If a man is fencing in a rectangular lot of grass next to the road and doesnt want to fence the side touching the road and has 248 feet of fence, whats the maximum area he can fence?
If we use h and w for length and width, with length parallel to the road,
perimeter p = 2w+h = 248
Area = w*h = w(248-2w) = 248w - 2w^2
We want to maximize the area, so we take the derivative and set it to zero.
248-4w = 0
w = 62
So, h = 124
Maximum area = 62*124 = 7688 sq ft
For a given perimeter, a square has maximum area. Here, we use the road as one side, so we get to enclose two squares instead of one.
To find the maximum area he can fence, we need to consider that one side of the rectangle is already fenced, leaving three sides to enclose the maximum area. Let's denote the length of the side parallel to the road as 'x' and the width as 'y'.
Given that the total fence length available is 248 feet, we can set up the equation:
2x + y = 248
This equation represents the sum of the three sides of the rectangle: two sides of length 'x' and one side of length 'y'.

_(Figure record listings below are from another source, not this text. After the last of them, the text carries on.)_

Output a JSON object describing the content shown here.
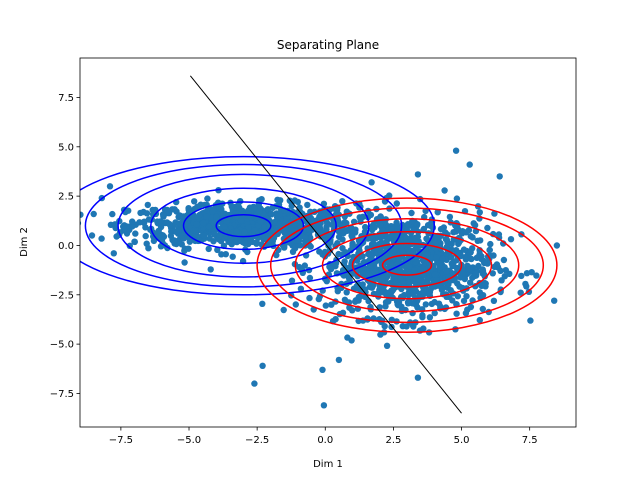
{
  "chart_data": {
    "type": "scatter",
    "title": "Separating Plane",
    "xlabel": "Dim 1",
    "ylabel": "Dim 2",
    "xlim": [
      -9.0,
      9.2
    ],
    "ylim": [
      -9.2,
      9.5
    ],
    "xticks": [
      -7.5,
      -5.0,
      -2.5,
      0.0,
      2.5,
      5.0,
      7.5
    ],
    "yticks": [
      -7.5,
      -5.0,
      -2.5,
      0.0,
      2.5,
      5.0,
      7.5
    ],
    "xtick_labels": [
      "−7.5",
      "−5.0",
      "−2.5",
      "0.0",
      "2.5",
      "5.0",
      "7.5"
    ],
    "ytick_labels": [
      "−7.5",
      "−5.0",
      "−2.5",
      "0.0",
      "2.5",
      "5.0",
      "7.5"
    ],
    "grid": false,
    "point_color": "#1f77b4",
    "separating_line": {
      "color": "#000000",
      "from": [
        -4.95,
        8.6
      ],
      "to": [
        5.0,
        -8.5
      ]
    },
    "contour_sets": [
      {
        "color": "#0000ff",
        "center": [
          -3.0,
          1.0
        ],
        "levels": [
          {
            "rx": 1.0,
            "ry": 0.55
          },
          {
            "rx": 2.2,
            "ry": 1.2
          },
          {
            "rx": 3.4,
            "ry": 1.9
          },
          {
            "rx": 4.6,
            "ry": 2.6
          },
          {
            "rx": 5.8,
            "ry": 3.1
          },
          {
            "rx": 7.0,
            "ry": 3.5
          }
        ]
      },
      {
        "color": "#ff0000",
        "center": [
          3.0,
          -1.0
        ],
        "levels": [
          {
            "rx": 0.9,
            "ry": 0.5
          },
          {
            "rx": 2.0,
            "ry": 1.1
          },
          {
            "rx": 3.1,
            "ry": 1.7
          },
          {
            "rx": 4.1,
            "ry": 2.35
          },
          {
            "rx": 5.0,
            "ry": 2.9
          },
          {
            "rx": 5.5,
            "ry": 3.4
          }
        ]
      }
    ],
    "clusters": [
      {
        "center": [
          -3.0,
          1.0
        ],
        "count": 900,
        "sx": 2.1,
        "sy": 0.55
      },
      {
        "center": [
          3.0,
          -1.0
        ],
        "count": 1000,
        "sx": 1.6,
        "sy": 1.3
      }
    ],
    "outliers": [
      [
        -0.05,
        -8.1
      ],
      [
        -2.6,
        -7.0
      ],
      [
        -2.3,
        -6.1
      ],
      [
        -0.1,
        -6.3
      ],
      [
        0.5,
        -5.8
      ],
      [
        3.4,
        -6.7
      ],
      [
        4.8,
        4.8
      ],
      [
        5.3,
        4.1
      ],
      [
        3.4,
        3.6
      ],
      [
        1.7,
        3.2
      ],
      [
        6.4,
        3.5
      ],
      [
        8.5,
        0.0
      ],
      [
        8.4,
        -2.8
      ],
      [
        -7.9,
        3.0
      ],
      [
        -8.2,
        2.4
      ]
    ]
  }
}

Now, we need to express 'y' in terms of 'x' to get the area. Solving the equation for 'y', we have:
y = 248 - 2x
The area of the rectangle, A, is given by:
A = x * y
Substituting the value of 'y' obtained above, we have:
A = x * (248 - 2x)
To maximize the area, we can take the derivative of the area equation with respect to 'x' and set it equal to zero:
dA/dx = 0
Let's find the derivative:
dA/dx = 248 - 4x
Setting it equal to zero and solving for 'x':
248 - 4x = 0
4x = 248
x = 248/4
x = 62
Now that we have the value of 'x', we can substitute it back into the equation for 'y' to find the corresponding value:
y = 248 - 2x
y = 248 - 2*62
y = 248 - 124
y = 124
Therefore, the dimensions of the rectangle that maximize the area are 62 feet by 124 feet.
To find the maximum area, we can substitute these values back into the area formula:
A = x * y
A = 62 * 124
A = 7688 square feet
Hence, the maximum area he can fence is 7688 square feet.